Water in the wrong places near showers and baths
Laminate near showers must be protected by a perimeter seal of 100 percent silicone to prevent moisture from reaching the HDF core. Even ‘waterproof’ laminate has a weakness at the expansion gap. If you have a gap under your baseboards near a bathroom, steam from showers will settle in that void. The HDF core will absorb that moisture like a sponge. This causes ‘peaking’ where the edges of the boards turn upward. Once a laminate board swells, it will never go back to its original shape. The penny test is vital here. If there is a gap, it means the silicone seal is likely broken or non-existent. You need that baseboard to sit tight against the floor with a bead of silicone at the bottom to create a watertight tub. Without this, the humidity from the shower will delaminate the floor within months.

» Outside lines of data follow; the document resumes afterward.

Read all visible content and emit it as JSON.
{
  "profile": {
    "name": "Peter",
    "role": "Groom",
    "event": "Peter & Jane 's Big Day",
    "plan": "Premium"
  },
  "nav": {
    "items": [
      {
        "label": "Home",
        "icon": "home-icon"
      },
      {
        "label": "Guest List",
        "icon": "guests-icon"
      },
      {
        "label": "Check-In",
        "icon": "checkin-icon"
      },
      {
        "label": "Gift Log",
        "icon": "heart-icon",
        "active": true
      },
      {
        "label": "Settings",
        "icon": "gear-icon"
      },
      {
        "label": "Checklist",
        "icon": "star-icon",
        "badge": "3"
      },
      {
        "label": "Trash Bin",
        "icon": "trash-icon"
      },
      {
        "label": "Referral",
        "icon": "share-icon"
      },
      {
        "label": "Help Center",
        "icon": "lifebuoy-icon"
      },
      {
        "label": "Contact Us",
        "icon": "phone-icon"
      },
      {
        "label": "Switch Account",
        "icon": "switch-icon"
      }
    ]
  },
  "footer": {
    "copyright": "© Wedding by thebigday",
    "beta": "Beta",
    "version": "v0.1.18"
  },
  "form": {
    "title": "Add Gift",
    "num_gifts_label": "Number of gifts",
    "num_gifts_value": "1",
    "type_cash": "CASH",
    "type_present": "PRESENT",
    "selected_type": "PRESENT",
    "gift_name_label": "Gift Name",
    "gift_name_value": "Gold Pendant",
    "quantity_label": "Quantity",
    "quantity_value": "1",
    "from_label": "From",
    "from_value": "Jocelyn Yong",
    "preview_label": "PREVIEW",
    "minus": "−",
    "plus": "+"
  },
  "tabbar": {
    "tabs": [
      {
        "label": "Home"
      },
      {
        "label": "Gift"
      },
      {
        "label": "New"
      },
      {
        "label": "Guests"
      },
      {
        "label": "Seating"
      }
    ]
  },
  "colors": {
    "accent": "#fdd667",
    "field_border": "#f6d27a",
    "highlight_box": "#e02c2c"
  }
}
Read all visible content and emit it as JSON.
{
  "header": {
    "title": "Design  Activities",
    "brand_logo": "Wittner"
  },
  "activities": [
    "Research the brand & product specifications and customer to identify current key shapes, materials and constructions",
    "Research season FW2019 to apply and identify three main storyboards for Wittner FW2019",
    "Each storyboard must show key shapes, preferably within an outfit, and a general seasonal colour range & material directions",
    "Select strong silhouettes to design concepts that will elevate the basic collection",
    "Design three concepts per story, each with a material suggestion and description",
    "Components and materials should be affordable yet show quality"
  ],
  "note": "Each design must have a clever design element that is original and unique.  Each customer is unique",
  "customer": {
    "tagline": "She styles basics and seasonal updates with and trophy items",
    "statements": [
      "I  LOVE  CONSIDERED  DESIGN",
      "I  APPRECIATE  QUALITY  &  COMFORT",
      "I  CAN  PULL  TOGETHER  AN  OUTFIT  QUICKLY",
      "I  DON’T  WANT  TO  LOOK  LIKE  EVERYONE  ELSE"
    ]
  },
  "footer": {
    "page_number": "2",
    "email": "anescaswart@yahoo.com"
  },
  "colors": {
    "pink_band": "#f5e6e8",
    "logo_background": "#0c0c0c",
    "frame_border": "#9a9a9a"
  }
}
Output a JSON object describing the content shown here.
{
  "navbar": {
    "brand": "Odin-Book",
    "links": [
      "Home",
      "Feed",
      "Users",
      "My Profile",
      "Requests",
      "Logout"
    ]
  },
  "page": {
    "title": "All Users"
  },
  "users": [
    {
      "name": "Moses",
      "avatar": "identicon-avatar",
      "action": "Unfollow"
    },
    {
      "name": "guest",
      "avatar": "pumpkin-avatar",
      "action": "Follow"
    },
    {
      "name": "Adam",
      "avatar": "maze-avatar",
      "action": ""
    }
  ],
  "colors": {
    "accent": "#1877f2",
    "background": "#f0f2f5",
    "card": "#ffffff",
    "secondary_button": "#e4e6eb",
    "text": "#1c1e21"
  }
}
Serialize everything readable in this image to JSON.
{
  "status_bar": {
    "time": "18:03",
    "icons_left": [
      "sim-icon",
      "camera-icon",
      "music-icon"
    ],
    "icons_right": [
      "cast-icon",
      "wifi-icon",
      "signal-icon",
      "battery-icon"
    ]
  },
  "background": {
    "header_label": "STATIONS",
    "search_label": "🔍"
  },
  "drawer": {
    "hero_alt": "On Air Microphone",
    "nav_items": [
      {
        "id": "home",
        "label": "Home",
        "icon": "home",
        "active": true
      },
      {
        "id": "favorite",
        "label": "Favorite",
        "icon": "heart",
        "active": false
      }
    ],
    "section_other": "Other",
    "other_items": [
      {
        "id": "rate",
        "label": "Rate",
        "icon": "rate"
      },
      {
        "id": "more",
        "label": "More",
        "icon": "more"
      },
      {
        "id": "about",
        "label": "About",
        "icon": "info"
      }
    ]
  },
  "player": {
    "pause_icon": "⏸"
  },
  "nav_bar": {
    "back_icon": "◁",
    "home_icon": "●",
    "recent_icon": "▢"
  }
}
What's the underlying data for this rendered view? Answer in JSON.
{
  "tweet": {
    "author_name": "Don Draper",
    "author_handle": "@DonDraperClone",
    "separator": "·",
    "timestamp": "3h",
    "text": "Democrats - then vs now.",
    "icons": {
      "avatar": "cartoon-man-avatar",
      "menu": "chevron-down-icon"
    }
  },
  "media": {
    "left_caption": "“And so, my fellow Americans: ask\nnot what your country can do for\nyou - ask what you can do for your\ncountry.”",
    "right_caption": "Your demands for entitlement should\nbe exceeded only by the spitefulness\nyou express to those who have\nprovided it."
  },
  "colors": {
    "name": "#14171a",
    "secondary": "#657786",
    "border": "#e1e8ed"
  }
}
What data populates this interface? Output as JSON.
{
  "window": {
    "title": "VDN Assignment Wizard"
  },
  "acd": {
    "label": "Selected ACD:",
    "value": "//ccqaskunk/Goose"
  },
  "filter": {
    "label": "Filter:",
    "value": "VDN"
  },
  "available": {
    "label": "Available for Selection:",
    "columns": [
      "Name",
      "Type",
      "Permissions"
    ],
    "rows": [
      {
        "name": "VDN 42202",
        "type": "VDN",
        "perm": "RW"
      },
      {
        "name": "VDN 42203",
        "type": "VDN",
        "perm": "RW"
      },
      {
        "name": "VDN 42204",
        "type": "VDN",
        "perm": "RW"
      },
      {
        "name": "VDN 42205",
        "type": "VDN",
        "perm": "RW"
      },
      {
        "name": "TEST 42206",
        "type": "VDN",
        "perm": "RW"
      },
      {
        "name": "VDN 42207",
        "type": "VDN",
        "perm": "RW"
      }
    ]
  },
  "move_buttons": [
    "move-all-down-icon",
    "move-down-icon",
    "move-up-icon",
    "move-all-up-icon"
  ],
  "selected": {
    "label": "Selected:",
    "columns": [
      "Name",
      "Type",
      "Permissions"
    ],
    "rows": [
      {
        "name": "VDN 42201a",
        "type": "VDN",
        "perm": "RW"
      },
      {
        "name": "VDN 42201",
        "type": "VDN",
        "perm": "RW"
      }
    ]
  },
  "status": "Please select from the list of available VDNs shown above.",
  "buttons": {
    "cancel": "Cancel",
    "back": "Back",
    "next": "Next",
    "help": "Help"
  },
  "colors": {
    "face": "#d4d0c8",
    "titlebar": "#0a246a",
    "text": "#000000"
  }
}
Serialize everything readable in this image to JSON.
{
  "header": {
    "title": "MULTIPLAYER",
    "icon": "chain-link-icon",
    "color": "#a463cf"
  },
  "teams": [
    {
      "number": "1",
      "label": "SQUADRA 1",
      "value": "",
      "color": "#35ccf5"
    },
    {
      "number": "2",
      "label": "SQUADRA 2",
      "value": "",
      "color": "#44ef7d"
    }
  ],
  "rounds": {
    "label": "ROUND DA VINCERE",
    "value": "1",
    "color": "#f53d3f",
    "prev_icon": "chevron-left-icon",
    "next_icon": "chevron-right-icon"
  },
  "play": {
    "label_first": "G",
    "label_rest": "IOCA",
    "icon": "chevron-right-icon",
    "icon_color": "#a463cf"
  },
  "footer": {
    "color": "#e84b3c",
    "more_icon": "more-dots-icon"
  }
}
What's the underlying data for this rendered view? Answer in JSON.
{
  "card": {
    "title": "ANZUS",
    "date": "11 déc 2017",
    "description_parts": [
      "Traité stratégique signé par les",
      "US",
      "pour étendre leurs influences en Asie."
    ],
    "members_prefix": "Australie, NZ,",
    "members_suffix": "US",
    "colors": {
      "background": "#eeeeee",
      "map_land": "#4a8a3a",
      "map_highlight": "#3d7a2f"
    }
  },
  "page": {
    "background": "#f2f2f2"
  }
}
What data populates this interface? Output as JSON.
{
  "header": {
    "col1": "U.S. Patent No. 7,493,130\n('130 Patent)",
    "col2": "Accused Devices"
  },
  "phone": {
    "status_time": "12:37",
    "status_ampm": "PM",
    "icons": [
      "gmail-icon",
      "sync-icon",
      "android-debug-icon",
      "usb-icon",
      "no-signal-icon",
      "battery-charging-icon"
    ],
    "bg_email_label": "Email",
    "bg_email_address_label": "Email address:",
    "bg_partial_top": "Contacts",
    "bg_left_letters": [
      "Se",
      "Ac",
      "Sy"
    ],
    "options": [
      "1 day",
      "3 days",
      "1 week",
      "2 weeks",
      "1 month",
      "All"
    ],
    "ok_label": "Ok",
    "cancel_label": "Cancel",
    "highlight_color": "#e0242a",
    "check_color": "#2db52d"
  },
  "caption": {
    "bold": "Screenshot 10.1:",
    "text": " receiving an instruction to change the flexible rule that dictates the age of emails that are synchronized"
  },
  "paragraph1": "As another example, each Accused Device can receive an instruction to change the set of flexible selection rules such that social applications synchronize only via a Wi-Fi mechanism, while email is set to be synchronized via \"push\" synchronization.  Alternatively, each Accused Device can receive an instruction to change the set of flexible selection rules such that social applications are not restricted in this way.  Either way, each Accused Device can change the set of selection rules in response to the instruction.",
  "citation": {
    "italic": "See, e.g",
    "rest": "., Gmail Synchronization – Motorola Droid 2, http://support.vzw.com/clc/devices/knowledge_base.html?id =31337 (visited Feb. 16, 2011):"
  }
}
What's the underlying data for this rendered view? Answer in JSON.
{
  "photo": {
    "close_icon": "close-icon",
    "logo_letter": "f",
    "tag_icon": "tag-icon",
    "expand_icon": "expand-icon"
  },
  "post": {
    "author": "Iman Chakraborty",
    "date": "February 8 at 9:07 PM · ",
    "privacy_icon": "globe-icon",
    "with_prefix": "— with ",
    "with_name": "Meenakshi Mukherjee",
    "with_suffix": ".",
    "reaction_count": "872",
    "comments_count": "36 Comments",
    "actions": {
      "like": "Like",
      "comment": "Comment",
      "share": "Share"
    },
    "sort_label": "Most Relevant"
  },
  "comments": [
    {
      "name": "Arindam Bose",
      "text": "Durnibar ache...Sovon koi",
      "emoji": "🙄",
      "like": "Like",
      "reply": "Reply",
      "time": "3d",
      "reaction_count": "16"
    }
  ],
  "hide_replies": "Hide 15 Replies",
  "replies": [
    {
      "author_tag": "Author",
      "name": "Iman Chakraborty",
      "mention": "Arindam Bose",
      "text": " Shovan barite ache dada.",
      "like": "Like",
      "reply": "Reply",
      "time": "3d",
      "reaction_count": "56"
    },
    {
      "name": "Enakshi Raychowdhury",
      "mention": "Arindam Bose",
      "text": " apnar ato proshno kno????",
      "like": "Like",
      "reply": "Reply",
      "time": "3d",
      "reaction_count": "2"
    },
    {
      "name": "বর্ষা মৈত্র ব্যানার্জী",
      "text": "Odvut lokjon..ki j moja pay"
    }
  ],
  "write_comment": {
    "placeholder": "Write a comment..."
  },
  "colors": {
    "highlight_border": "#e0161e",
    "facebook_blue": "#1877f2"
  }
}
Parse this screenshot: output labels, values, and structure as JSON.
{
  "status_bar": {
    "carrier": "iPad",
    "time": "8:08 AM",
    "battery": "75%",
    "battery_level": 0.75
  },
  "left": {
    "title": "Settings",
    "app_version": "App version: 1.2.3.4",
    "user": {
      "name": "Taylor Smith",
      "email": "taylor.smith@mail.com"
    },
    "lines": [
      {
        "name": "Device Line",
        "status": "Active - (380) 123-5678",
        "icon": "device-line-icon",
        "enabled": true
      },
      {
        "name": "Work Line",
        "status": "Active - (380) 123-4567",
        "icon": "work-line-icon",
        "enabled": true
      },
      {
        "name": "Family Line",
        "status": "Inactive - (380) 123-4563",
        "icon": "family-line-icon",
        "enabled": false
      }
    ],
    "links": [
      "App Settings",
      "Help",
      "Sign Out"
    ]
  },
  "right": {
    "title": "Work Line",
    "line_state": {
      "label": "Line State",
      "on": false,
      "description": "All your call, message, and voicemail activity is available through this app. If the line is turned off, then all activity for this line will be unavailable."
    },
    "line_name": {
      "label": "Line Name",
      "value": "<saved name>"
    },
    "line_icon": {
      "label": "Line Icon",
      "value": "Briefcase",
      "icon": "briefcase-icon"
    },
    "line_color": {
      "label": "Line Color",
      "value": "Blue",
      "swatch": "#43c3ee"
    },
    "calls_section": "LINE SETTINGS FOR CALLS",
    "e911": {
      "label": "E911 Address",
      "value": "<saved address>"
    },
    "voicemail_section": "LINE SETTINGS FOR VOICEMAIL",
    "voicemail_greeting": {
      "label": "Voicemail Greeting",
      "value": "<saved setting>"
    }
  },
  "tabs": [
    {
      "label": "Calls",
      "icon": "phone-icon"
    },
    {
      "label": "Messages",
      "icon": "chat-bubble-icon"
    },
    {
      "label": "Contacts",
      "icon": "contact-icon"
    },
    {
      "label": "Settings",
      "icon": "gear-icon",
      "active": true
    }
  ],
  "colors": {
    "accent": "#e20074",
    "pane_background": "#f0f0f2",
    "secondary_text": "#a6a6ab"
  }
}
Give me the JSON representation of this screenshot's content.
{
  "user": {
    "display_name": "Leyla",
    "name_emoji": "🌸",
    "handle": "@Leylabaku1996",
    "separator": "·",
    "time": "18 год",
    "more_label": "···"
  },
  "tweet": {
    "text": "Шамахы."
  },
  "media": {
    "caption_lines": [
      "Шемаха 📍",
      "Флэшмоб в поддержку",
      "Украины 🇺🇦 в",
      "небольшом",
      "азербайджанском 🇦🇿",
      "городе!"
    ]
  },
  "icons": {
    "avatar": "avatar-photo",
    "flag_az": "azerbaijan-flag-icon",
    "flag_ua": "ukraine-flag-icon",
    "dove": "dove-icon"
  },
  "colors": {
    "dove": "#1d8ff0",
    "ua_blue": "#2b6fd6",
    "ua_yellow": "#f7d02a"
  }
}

- Check every corner with a penny to find subfloor dips.
- Ensure baseboards are nailed into studs and not just the drywall.
- Verify the presence of a 1/4 inch expansion gap behind the trim.
- Inspect the transition strips for any signs of vertical movement.
- Use a moisture meter to check the slab before any floor leveling work.
The chemistry of the bond and adhesive integrity
Successful floor leveling depends on the chemical bond between the primer and the existing subfloor material. If you are pouring leveler over a concrete slab, you cannot just dump the bag and hope for the best. You must use a latex-based primer. This primer penetrates the pores of the concrete and creates a ‘bridge’ for the new leveling compound to grab onto. Without this, the leveler will delaminate. It will crack under the weight of the laminate floor, and you will hear a crunching sound every time you walk. This is a common failure in fast-track construction. People skip the primer to save a few hours. A week later, the floor feels like you are walking on potato chips. The penny test identifies these hollow spots early. If the floor feels bouncy and you see a gap, the leveling compound has likely failed or was never used in the first place.
“Deflection is the silent killer of modern flooring installations; if the subfloor moves, the floor fails.” – TCNA Technical Manual
The final diagnostic for a lasting surface
A professional flooring job is defined by the absence of sound and the presence of tight, clean lines at the perimeter. If your floor passes the penny test, it means your installer took the time to address the subfloor. It means they understood that the decorative layer is just the skin, while the subfloor is the skeleton. In dry climates, you might see small gaps open up during the winter. This is normal wood movement. However, a gap large enough for a coin is usually a sign of a structural dip. Do not ignore it. If you find a gap, you may need to pull the baseboard, lift the planks, and fill the low spot with a feathered-edge patch. It is a pain to fix, but it is cheaper than replacing the entire floor when the joints eventually snap. Quality flooring is about the things you cannot see. It is about the prep, the leveler, and the patience to let the materials acclimate to the room. Take care of the subfloor, and the laminate will take care of you.